Funded ISC Grants (2021-2)
The R Consortium Infrastructure Steering Committee periodically solicits proposals from the worldwide R community for projects which will help advance the state of the R ecosystem. Developers and organizations may apply to participate in the program and receive funding to help further a project or initiative.
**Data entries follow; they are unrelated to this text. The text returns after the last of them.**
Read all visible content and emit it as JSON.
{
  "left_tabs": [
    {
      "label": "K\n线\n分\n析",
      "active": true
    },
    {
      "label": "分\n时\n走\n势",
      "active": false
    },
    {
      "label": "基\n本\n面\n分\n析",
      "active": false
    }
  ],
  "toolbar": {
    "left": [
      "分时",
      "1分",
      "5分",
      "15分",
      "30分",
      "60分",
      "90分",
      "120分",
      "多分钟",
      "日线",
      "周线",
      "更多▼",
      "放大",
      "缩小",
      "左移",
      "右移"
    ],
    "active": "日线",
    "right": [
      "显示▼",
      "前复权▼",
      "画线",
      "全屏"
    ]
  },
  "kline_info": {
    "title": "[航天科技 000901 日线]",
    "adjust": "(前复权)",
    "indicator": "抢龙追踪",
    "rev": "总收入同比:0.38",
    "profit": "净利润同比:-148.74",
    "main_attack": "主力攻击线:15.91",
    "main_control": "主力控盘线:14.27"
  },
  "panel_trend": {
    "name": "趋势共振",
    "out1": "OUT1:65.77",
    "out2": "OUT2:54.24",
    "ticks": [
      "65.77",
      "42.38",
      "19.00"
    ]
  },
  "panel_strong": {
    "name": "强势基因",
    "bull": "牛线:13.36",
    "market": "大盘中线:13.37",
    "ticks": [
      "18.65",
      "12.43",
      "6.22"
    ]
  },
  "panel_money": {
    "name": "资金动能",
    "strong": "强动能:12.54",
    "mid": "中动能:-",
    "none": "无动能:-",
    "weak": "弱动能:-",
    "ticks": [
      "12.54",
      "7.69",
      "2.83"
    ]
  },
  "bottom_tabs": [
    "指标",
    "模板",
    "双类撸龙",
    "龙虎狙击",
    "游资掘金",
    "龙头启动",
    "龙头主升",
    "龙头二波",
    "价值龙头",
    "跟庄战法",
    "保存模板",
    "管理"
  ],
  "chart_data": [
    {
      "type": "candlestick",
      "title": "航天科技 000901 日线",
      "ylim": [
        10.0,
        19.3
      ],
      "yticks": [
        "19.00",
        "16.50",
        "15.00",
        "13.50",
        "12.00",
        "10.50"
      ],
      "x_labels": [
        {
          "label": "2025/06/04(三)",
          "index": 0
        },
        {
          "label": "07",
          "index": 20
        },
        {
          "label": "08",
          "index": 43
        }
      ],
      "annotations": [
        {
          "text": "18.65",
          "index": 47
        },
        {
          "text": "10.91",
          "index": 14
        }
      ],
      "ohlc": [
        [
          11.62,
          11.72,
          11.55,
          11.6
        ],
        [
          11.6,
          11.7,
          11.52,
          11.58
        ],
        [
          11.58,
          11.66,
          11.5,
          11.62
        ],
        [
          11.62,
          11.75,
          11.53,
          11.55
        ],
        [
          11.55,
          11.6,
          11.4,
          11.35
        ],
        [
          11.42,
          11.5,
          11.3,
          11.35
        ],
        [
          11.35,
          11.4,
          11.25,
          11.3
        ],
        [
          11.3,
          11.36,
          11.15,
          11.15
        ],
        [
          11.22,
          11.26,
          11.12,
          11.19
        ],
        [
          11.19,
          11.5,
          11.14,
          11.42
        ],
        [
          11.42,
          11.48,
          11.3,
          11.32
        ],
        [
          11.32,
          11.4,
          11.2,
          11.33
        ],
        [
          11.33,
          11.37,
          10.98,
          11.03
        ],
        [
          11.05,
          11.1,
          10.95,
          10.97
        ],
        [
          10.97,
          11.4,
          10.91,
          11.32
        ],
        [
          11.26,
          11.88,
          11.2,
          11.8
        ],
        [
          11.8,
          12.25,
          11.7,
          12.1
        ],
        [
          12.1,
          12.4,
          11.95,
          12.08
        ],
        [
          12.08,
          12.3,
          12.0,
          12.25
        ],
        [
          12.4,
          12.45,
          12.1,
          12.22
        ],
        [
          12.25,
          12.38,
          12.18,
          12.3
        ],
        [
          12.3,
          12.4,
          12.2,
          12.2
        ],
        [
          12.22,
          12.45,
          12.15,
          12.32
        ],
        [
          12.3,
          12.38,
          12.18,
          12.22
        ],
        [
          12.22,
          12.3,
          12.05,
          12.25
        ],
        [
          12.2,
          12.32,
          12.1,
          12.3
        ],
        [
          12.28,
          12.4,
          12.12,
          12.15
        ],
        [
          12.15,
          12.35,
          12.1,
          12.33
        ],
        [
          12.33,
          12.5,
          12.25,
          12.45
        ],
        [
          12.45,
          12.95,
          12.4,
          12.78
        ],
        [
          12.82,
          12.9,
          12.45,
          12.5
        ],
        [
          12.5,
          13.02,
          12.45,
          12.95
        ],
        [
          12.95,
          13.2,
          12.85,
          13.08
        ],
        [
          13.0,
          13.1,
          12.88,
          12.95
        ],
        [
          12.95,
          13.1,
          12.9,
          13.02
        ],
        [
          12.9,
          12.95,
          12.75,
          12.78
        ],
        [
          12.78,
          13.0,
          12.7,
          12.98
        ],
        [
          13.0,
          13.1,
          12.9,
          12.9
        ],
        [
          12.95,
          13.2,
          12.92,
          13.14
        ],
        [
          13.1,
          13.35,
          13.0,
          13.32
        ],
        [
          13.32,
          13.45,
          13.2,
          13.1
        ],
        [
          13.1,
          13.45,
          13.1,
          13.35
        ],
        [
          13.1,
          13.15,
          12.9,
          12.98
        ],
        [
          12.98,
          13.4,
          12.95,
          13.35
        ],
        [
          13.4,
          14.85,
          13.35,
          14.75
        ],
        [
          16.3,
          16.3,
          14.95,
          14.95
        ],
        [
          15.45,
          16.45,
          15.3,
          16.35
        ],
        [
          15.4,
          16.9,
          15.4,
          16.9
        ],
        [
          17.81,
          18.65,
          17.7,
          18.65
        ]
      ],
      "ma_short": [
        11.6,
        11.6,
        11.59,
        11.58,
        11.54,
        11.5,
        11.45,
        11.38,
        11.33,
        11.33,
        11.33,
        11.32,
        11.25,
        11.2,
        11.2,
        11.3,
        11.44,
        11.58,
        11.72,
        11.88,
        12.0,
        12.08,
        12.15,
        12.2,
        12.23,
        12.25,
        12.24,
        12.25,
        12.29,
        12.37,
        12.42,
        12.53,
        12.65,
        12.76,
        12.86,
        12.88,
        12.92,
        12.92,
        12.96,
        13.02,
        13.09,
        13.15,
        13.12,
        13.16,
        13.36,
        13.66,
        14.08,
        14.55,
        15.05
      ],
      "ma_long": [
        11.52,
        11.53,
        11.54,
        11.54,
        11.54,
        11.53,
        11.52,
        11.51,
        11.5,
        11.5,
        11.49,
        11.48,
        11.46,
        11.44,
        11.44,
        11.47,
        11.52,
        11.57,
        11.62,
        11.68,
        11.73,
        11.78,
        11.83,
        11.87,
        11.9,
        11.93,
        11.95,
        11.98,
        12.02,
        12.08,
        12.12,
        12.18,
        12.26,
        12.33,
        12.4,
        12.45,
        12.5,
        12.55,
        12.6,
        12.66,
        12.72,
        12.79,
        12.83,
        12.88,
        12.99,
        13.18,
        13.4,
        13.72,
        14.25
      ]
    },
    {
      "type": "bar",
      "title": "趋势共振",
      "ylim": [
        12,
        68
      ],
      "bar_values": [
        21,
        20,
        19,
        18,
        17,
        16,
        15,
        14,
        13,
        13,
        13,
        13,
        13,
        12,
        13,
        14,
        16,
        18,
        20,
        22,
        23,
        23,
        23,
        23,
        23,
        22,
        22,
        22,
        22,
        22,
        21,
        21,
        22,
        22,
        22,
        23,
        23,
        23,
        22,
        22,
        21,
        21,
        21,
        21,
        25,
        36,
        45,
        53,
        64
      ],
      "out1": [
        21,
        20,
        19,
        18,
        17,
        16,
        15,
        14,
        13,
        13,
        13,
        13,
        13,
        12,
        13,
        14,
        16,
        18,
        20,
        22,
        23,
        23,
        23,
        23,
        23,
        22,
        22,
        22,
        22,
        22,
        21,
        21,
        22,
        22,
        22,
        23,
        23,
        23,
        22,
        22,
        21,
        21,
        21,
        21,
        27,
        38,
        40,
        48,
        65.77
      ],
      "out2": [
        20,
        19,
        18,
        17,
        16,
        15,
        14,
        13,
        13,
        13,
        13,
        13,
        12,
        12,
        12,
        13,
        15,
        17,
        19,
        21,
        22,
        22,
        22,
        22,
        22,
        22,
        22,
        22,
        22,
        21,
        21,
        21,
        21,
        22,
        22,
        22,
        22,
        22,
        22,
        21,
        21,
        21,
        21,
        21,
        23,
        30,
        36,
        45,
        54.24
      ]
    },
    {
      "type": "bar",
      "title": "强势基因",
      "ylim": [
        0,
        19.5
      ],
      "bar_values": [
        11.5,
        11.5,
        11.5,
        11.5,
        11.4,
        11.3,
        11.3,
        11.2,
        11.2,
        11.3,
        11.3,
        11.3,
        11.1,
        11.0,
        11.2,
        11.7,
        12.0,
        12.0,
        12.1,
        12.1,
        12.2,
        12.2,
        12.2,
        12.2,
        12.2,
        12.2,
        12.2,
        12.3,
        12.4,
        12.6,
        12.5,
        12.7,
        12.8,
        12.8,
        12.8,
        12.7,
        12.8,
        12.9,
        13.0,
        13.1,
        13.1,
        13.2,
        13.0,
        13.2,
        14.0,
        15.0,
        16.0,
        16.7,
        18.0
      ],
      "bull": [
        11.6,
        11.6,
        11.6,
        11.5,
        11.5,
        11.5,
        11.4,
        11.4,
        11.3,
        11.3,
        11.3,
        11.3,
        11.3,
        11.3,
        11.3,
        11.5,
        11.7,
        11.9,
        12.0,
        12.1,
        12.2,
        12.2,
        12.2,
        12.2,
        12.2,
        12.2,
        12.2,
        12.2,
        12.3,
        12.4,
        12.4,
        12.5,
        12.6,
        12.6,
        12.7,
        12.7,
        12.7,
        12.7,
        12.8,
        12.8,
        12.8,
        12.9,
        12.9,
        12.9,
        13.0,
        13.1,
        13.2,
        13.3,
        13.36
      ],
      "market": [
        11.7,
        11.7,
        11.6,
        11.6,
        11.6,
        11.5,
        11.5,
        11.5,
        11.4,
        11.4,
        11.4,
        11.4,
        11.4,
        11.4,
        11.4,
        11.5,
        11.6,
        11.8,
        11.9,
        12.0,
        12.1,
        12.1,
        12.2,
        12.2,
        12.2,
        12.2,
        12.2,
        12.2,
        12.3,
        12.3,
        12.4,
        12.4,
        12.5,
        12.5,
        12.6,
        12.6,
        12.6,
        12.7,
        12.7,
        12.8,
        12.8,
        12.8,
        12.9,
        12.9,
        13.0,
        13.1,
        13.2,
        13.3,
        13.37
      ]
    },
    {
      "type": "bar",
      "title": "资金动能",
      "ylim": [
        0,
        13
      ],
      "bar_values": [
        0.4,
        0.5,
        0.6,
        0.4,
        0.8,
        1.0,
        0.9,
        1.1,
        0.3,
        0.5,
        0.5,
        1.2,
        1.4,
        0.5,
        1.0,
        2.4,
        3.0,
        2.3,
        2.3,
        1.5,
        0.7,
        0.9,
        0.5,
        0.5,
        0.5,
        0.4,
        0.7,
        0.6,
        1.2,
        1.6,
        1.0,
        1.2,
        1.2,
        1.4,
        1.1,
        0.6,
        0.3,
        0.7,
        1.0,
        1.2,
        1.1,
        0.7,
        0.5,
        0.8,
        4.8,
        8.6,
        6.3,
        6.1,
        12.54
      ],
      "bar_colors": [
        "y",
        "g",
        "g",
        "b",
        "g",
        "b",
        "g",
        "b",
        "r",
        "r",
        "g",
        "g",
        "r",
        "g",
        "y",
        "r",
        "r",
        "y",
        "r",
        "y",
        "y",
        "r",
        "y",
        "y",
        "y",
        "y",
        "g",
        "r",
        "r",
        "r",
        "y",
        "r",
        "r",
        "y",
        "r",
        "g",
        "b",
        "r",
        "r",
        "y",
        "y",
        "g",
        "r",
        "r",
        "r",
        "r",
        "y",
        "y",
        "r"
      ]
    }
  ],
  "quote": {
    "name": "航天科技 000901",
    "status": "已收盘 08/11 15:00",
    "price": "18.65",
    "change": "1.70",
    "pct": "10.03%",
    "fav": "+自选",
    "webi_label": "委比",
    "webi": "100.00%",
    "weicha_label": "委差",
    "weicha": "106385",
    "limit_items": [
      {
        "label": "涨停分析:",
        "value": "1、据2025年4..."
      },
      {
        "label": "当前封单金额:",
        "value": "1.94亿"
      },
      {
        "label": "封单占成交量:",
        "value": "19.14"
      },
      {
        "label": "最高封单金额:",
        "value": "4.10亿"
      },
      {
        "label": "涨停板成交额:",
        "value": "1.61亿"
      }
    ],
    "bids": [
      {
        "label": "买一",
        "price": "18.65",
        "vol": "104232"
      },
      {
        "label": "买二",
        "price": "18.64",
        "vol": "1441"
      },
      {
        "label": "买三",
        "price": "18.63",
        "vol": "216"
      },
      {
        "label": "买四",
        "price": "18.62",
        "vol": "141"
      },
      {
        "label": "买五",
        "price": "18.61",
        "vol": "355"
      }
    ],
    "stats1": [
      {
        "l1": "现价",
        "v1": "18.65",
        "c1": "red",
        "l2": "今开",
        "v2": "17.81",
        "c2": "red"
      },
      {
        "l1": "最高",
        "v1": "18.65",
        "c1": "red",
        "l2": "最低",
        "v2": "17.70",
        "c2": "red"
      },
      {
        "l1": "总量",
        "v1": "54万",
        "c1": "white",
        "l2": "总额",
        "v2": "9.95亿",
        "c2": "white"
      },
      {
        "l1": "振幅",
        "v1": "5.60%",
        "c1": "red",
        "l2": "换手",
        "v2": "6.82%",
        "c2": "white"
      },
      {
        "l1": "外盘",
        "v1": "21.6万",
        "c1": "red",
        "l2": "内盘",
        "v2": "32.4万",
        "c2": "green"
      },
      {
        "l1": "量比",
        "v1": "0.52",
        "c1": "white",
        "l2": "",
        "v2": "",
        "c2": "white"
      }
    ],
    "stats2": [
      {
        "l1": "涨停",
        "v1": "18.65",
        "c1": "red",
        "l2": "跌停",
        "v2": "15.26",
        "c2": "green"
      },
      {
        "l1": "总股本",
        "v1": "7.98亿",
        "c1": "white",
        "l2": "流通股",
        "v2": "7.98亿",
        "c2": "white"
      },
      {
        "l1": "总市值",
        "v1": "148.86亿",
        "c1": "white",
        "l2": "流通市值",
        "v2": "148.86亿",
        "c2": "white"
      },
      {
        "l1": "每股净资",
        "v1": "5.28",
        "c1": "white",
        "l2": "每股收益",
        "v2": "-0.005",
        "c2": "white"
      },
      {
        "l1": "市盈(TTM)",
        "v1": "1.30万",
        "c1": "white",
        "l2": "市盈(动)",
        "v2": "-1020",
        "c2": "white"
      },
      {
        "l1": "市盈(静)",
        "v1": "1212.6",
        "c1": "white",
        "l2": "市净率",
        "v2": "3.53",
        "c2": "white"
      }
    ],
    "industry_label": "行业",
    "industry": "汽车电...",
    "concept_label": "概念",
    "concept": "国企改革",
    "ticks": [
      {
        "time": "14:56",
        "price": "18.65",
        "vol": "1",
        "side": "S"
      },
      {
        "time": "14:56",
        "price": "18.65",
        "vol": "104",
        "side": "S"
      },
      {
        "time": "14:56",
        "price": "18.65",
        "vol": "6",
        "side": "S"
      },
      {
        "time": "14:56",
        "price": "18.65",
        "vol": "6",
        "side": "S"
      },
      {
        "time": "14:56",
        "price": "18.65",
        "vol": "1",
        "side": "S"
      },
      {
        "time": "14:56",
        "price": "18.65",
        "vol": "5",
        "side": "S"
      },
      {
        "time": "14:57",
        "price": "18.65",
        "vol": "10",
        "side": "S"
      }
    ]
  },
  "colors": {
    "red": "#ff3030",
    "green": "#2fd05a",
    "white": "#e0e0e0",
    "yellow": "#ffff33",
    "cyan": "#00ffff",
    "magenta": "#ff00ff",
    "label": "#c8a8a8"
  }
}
Grants funded in this group:
- Preparing CRAN for the Retirement of rgdal, rgeos and maptools
- R Package for the ICESat-2 Altimeter Data
- The Future of DBI
- Data Science and Machine Learning Training Workshop Using R Programming Language
Preparing CRAN for the Retirement of rgdal, rgeos and maptools
Funded:
$17,000
Proposed by:
Edzer Pebesma
Summary:
The retirement of rgdal, rgeos, and maptools presents a significant impact on the CRAN community, these packages are scheduled for retirement by the end of 2023. In response, a proposal for an ISC Funded project has been put forward to tackle this challenge. Preparing CRAN for the Retirement of rgdal, rgeos and maptools focuses on finding suitable alternatives for the functionalities offered by the retiring packages and providing guidance to package maintainers on necessary adjustments and migration steps. By doing so, it aims to minimize disruption to CRAN packages and existing R scripts, ensuring the overall stability and robustness of the CRAN ecosystem. The retirement process will simplify the maintenance of the “R Spatial stack” and contribute to the long-term health of the CRAN ecosystem.
R Package for the ICESat-2 Altimeter Data
Funded:
$4,840
Proposed by:
Lampros Mouselimis
Summary:
R Package for the ICESat-2 Altimeter Data aims to create an R package specifically designed for accessing ICESat-2 satellite data through the OpenAltimetry API. Addressing the lack of existing R packages for downloading geospatial data in specific formats, the package will enable R users to download ICESat-2 data, list available data based on a bounding box or named location, create simple feature objects using the sf package, and visualize the output data using popular geospatial R packages such as leaflet or mapview. The proposed ISC-funded project will enhance the capabilities of R users working with geospatial datasets, facilitating data exploration, analysis, and visualization within the R environment for improved geospatial research and applications.
The Future of DBI
Funded:
$17,000
Proposed by:
Kirill Müller
Summary:
The Future of DBI focuses on the advancements achieved with support from the ISC, including bringing the existing DBI backend, RSQLite, up to specification and implementing two new compliant backends, RMariaDB and RPostgres. This project mostly focuses on the maintenance and support for {DBI}, the {DBItest} test suite, and the three backends to open-source databases ({RSQLite}, {RMariaDB} and {RPostgres}). Ensuring compatibility with evolving elements such as OS, databases, R, and other packages is vital for long-term success. The proposal also includes modules for redesigning the database interface, efficient storage, and arithmetic for big integers, decimals with fixed width and precision, investigating Apache Arrow as an interface, and relational data models with R, with the option to adjust the scope as needed.
Data Science and Machine Learning Training Workshop Using R Programming Language
Funded:
$5,200
Proposed by:
Timothy A. Ogunleye
Summary:
We want to conduct training workshops on data science and machine learning with R. Out of nearly 60 countries that form the continent, we carefully selected four countries – one from each of the North, South, West, and East Africa. Nigeria is considered for the West Africa, Kenya is chosen from the East Africa, Sudan from the North Africa, while Zimbabwe is selected from the South African countries. We have 2 volunteers each, who are experts in the field of data science and machine learning with R, from the selected countries. We have also recruited 2 tutors for each country, making a total of 8. These tutors would serve as training assistants to the coordinators. Training materials are to be prepared by the coordinators. Therefore, the coordinators are expected to teach the contents of the training materials.